Depuis le début des années 2000, Celles fait le pari de la renaissance. La légende d’un village condamné, mais debout, traverse désormais les articles de presse ("Celles, le village qui refuse de mourir", France 3 Occitanie, 2021) et alimente un nouvel imaginaire : celui de la résilience et du retour possible.

A l’origine du Salagou : légende d’un géant et mystères géologiques

Le Salagou, ce "lac rouge", fascine par son apparence irréelle. La géologie spectaculaire du site – avec ses ruffes, ces argiles rouges couvrant plus de 250 millions d’années d’histoire – ne pouvait que donner naissance à des mythes d’explication populaires.

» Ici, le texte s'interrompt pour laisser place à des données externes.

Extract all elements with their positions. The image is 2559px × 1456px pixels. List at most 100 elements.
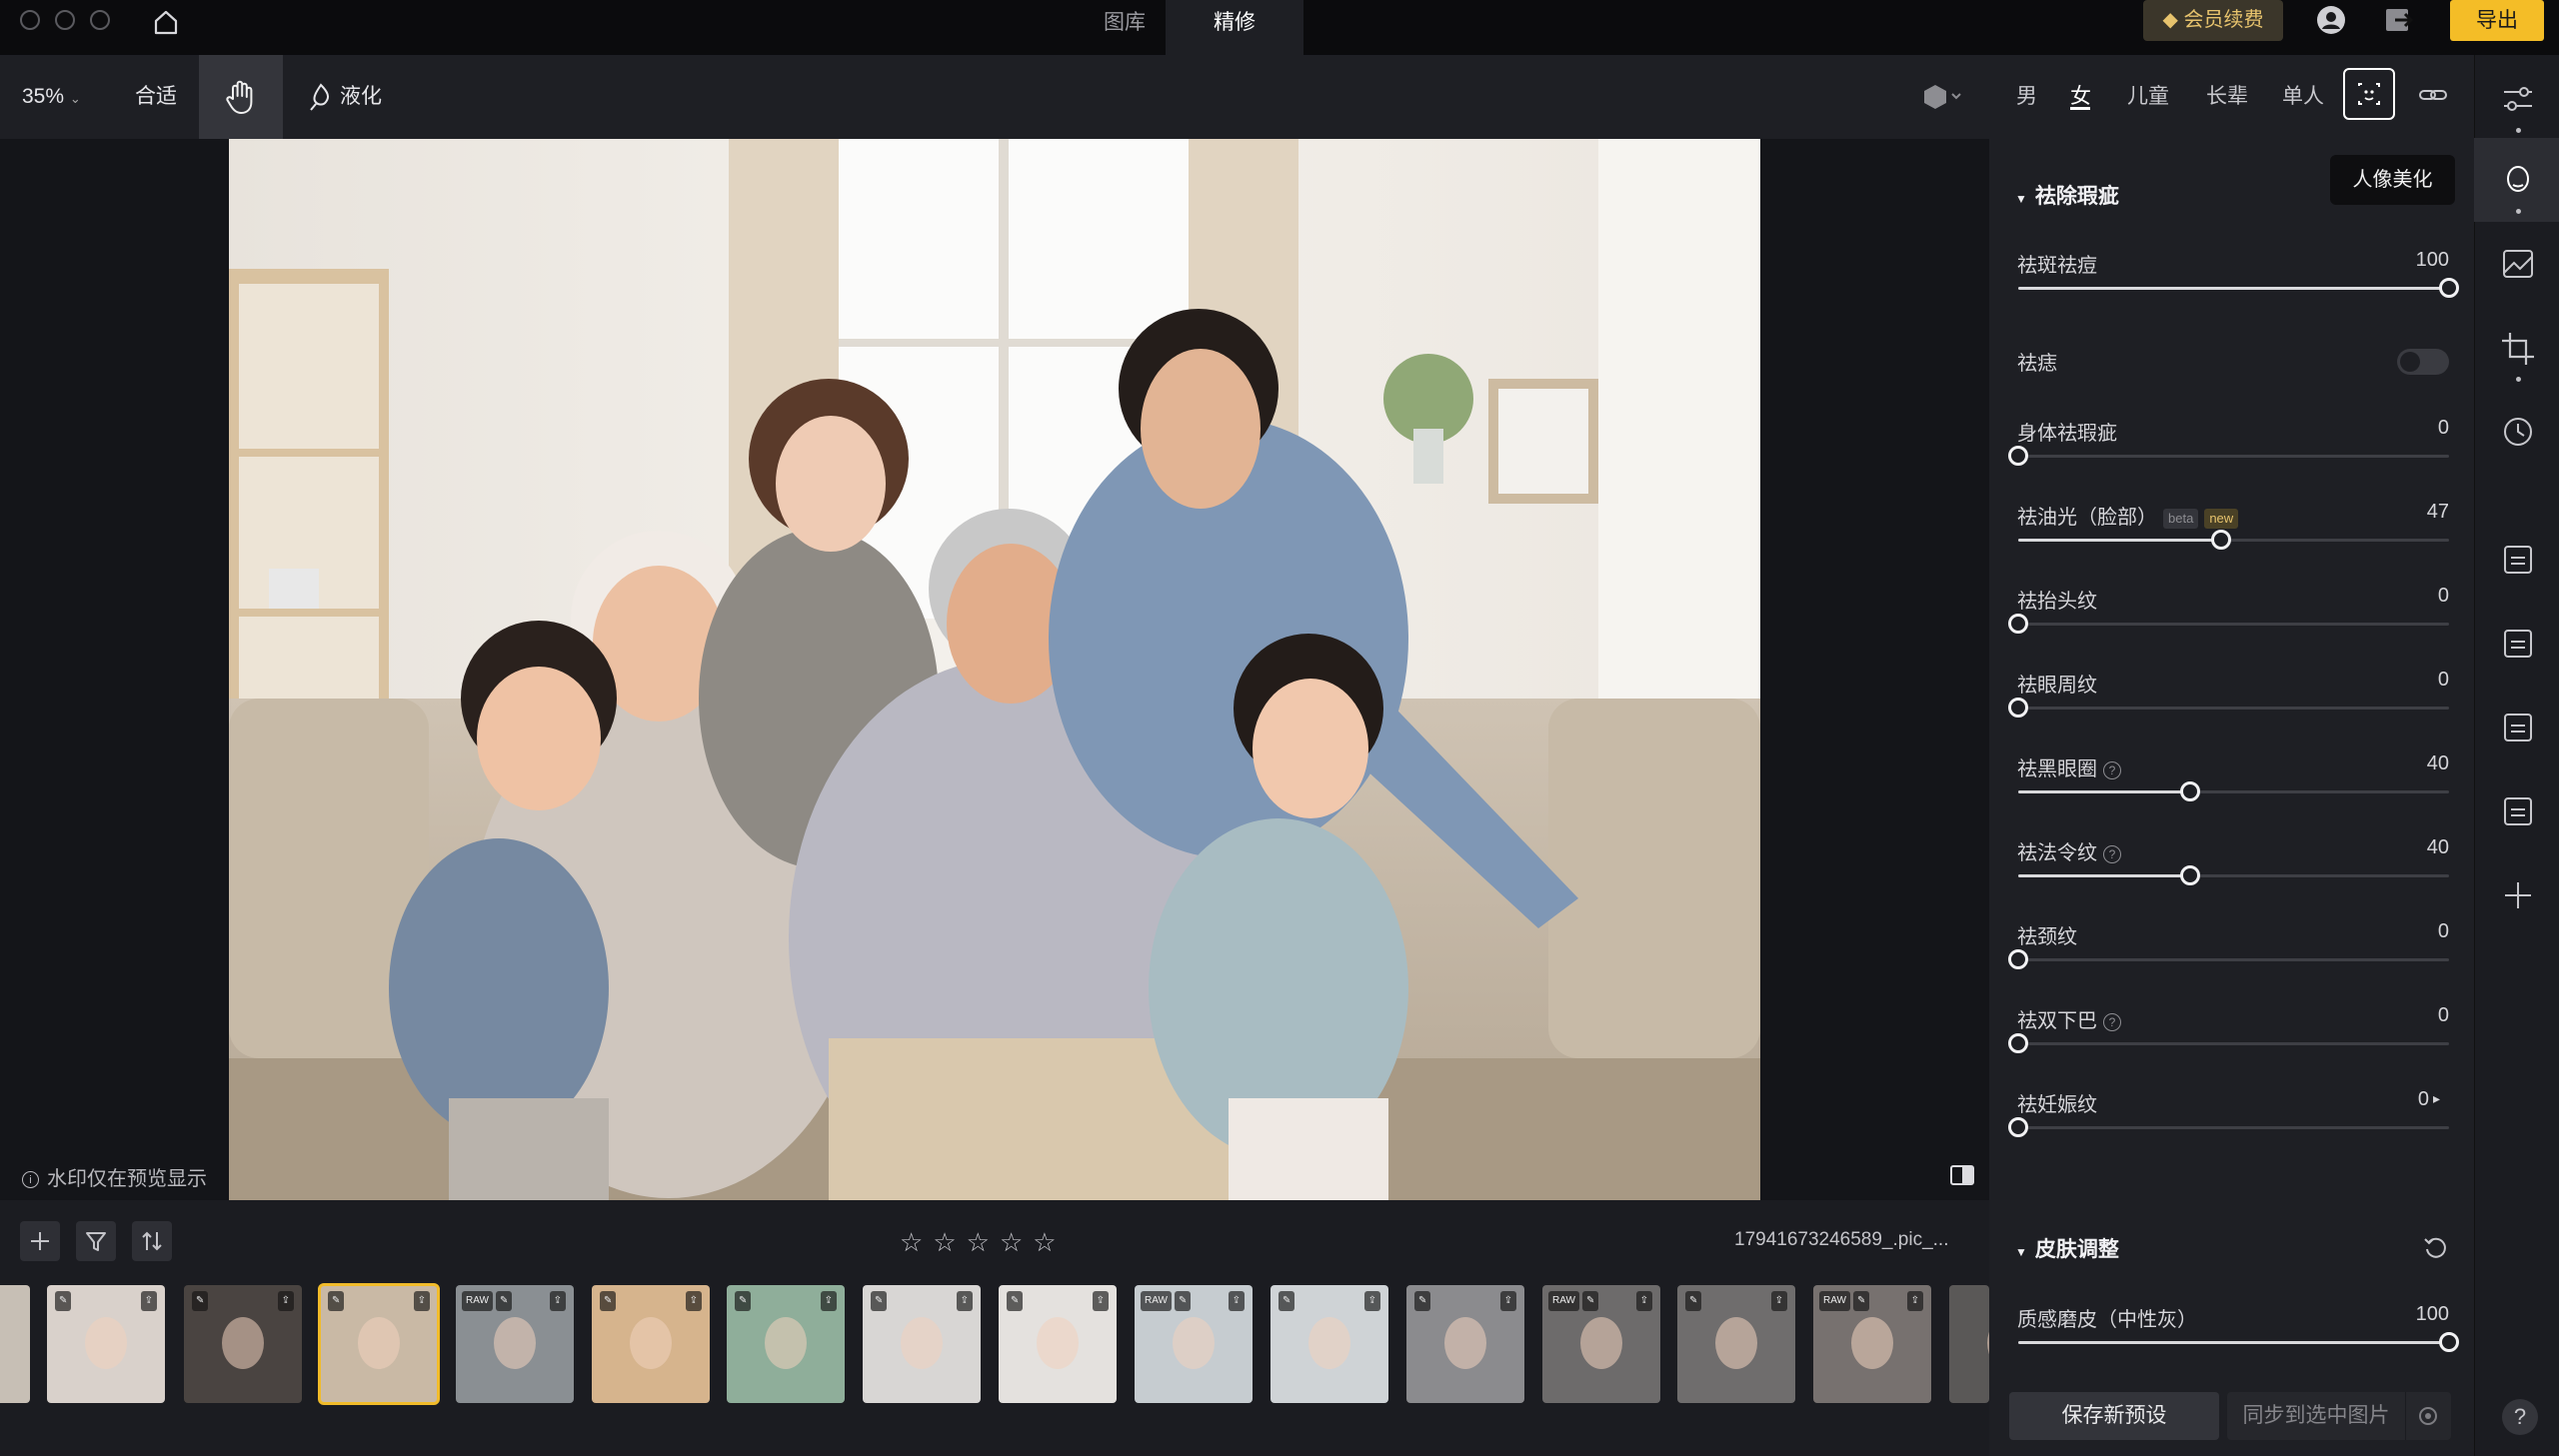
filter-button[interactable] [76,1221,116,1261]
toggle-switch[interactable] [2397,349,2449,375]
sync-settings-button[interactable] [2405,1392,2451,1440]
tab-female[interactable]: 女 [2070,55,2091,139]
filmstrip-thumbnail[interactable]: ✎ ⇪ [863,1285,981,1403]
home-icon[interactable] [152,8,180,36]
filmstrip-thumbnail[interactable]: RAW ✎ ⇪ [1135,1285,1253,1403]
slider-handle[interactable] [2439,1332,2459,1352]
filmstrip-thumbnail[interactable]: RAW ✎ ⇪ [456,1285,574,1403]
filmstrip-thumbnail[interactable] [0,1285,30,1403]
blemish-section-header[interactable]: ▼ 祛除瑕疵 [2015,180,2119,210]
reset-icon[interactable] [2422,1233,2450,1261]
nav-edit-tab[interactable]: 精修 [1166,0,1303,55]
link-icon[interactable] [2417,82,2449,108]
add-photo-button[interactable] [20,1221,60,1261]
slider-value[interactable]: 0 [2369,417,2449,440]
filmstrip-thumbnail[interactable]: ✎ ⇪ [1406,1285,1524,1403]
share-out-icon[interactable] [2383,4,2415,36]
help-question-icon[interactable]: ? [2103,1012,2121,1031]
slider-value[interactable]: 0 [2369,1004,2449,1027]
filmstrip-thumbnail[interactable]: RAW ✎ ⇪ [1542,1285,1660,1403]
hand-tool-button[interactable] [199,55,283,139]
tab-children[interactable]: 儿童 [2127,55,2169,139]
slider-handle[interactable] [2008,446,2028,466]
add-panel-icon[interactable] [2496,873,2540,917]
slider-track[interactable] [2018,1042,2449,1045]
window-close-button[interactable] [20,10,40,30]
skin-section-header[interactable]: ▼ 皮肤调整 [2015,1233,2119,1263]
slider-value[interactable]: 100 [2369,1303,2449,1326]
slider-track[interactable] [2018,1126,2449,1129]
adjust-sliders-icon[interactable] [2496,77,2540,121]
window-minimize-button[interactable] [55,10,75,30]
slider-handle[interactable] [2180,781,2200,801]
slider-handle[interactable] [2008,698,2028,718]
save-preset-button[interactable]: 保存新预设 [2009,1392,2219,1440]
slider-label-text: 祛抬头纹 [2017,591,2097,613]
window-maximize-button[interactable] [90,10,110,30]
slider-value[interactable]: 0 [2369,920,2449,943]
fit-button[interactable]: 合适 [135,55,177,139]
slider-handle[interactable] [2008,949,2028,969]
slider-value[interactable]: 47 [2369,501,2449,524]
liquify-button[interactable]: 液化 [308,55,382,139]
filmstrip-thumbnail[interactable]: ✎ ⇪ [999,1285,1117,1403]
history-icon[interactable] [2496,410,2540,454]
face-model-selector-icon[interactable] [1921,83,1961,111]
preset-panel-icon-4[interactable] [2496,789,2540,833]
export-status-icon: ⇪ [1499,1291,1516,1311]
tab-male[interactable]: 男 [2016,55,2037,139]
main-photo[interactable] [229,139,1760,1200]
rating-star[interactable]: ☆ [967,1227,1000,1257]
image-adjust-icon[interactable] [2496,242,2540,286]
export-button[interactable]: 导出 [2450,0,2544,41]
filmstrip-thumbnail[interactable]: ✎ ⇪ [727,1285,845,1403]
slider-handle[interactable] [2211,530,2231,550]
preset-panel-icon-3[interactable] [2496,706,2540,749]
slider-track[interactable] [2018,707,2449,710]
slider-handle[interactable] [2008,1033,2028,1053]
slider-handle[interactable] [2439,278,2459,298]
preset-panel-icon-2[interactable] [2496,622,2540,666]
slider-track[interactable] [2018,623,2449,626]
filmstrip-thumbnail[interactable]: RAW ✎ ⇪ [1813,1285,1931,1403]
filmstrip-thumbnail[interactable]: ✎ ⇪ [592,1285,710,1403]
sort-button[interactable] [132,1221,172,1261]
slider-value[interactable]: 100 [2369,249,2449,272]
rating-star[interactable]: ☆ [900,1227,933,1257]
slider-value[interactable]: 40 [2369,752,2449,775]
slider-handle[interactable] [2008,1117,2028,1137]
help-button[interactable]: ? [2502,1399,2538,1435]
slider-value[interactable]: 0 [2369,585,2449,608]
expand-arrow-icon[interactable]: ▸ [2433,1090,2440,1107]
account-avatar-icon[interactable] [2315,4,2347,36]
filmstrip-thumbnail[interactable]: ✎ ⇪ [184,1285,302,1403]
rating-star[interactable]: ☆ [1000,1227,1033,1257]
slider-handle[interactable] [2008,614,2028,634]
filmstrip-thumbnail[interactable]: ✎ ⇪ [318,1283,440,1405]
compare-icon[interactable] [1949,1164,1975,1186]
rating-stars[interactable]: ☆☆☆☆☆ [900,1227,1067,1258]
tab-elders[interactable]: 长辈 [2206,55,2248,139]
sync-selected-button[interactable]: 同步到选中图片 [2227,1392,2405,1440]
zoom-select[interactable]: 35% ⌄ [22,55,81,139]
tab-single[interactable]: 单人 [2282,55,2324,139]
slider-value[interactable]: 40 [2369,836,2449,859]
rating-star[interactable]: ☆ [933,1227,966,1257]
vip-renew-button[interactable]: ◆ 会员续费 [2143,0,2283,41]
crop-icon[interactable] [2496,327,2540,371]
slider-handle[interactable] [2180,865,2200,885]
slider-value[interactable]: 0 [2349,1088,2429,1111]
portrait-beautify-icon[interactable] [2496,158,2540,202]
help-question-icon[interactable]: ? [2103,844,2121,863]
slider-value[interactable]: 0 [2369,669,2449,692]
filmstrip-thumbnail[interactable]: ✎ ⇪ [1677,1285,1795,1403]
rating-star[interactable]: ☆ [1033,1227,1066,1257]
filmstrip-thumbnail[interactable]: ✎ ⇪ [1271,1285,1388,1403]
slider-track[interactable] [2018,455,2449,458]
help-question-icon[interactable]: ? [2103,760,2121,779]
filmstrip-thumbnail[interactable]: ✎ ⇪ [47,1285,165,1403]
slider-track[interactable] [2018,958,2449,961]
face-detect-button[interactable] [2343,68,2395,120]
preset-panel-icon-1[interactable] [2496,538,2540,582]
filmstrip-thumbnail[interactable] [1949,1285,1989,1403]
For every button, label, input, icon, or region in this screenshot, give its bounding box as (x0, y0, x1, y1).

  • La légende du géant Salago : Selon un conte local (recueilli dans "Contes de l’Hérault", éditions Loubatières), la vallée aurait été modelée par un géant nommé Salago ou "lo Salegós". Solitaire, il aurait creusé le lit de la rivière avec ses mains pour y faire couler ses pleurs, transformant la terre en ce paysage rougeoyant et ondulé. La ruffe serait le souvenir de sa tristesse, et le lac, le miroir de ses regrets.
  • Les pierres qui bougent : Plusieurs habitants évoquent, notamment près de la chapelle Saint-Frédéric, des roches qui auraient roulé toutes seules au petit matin, témoignant, selon eux, de la présence de forces invisibles.

Légendes d’eaux et de miracles : sources, chapelles, processions

Le Salagou n’est pas qu’un lac ; autour, de petites sources, des rivières souterraines et une ancienne chapelle perpétuent la mémoire de miracles supposés et de croyances populaires.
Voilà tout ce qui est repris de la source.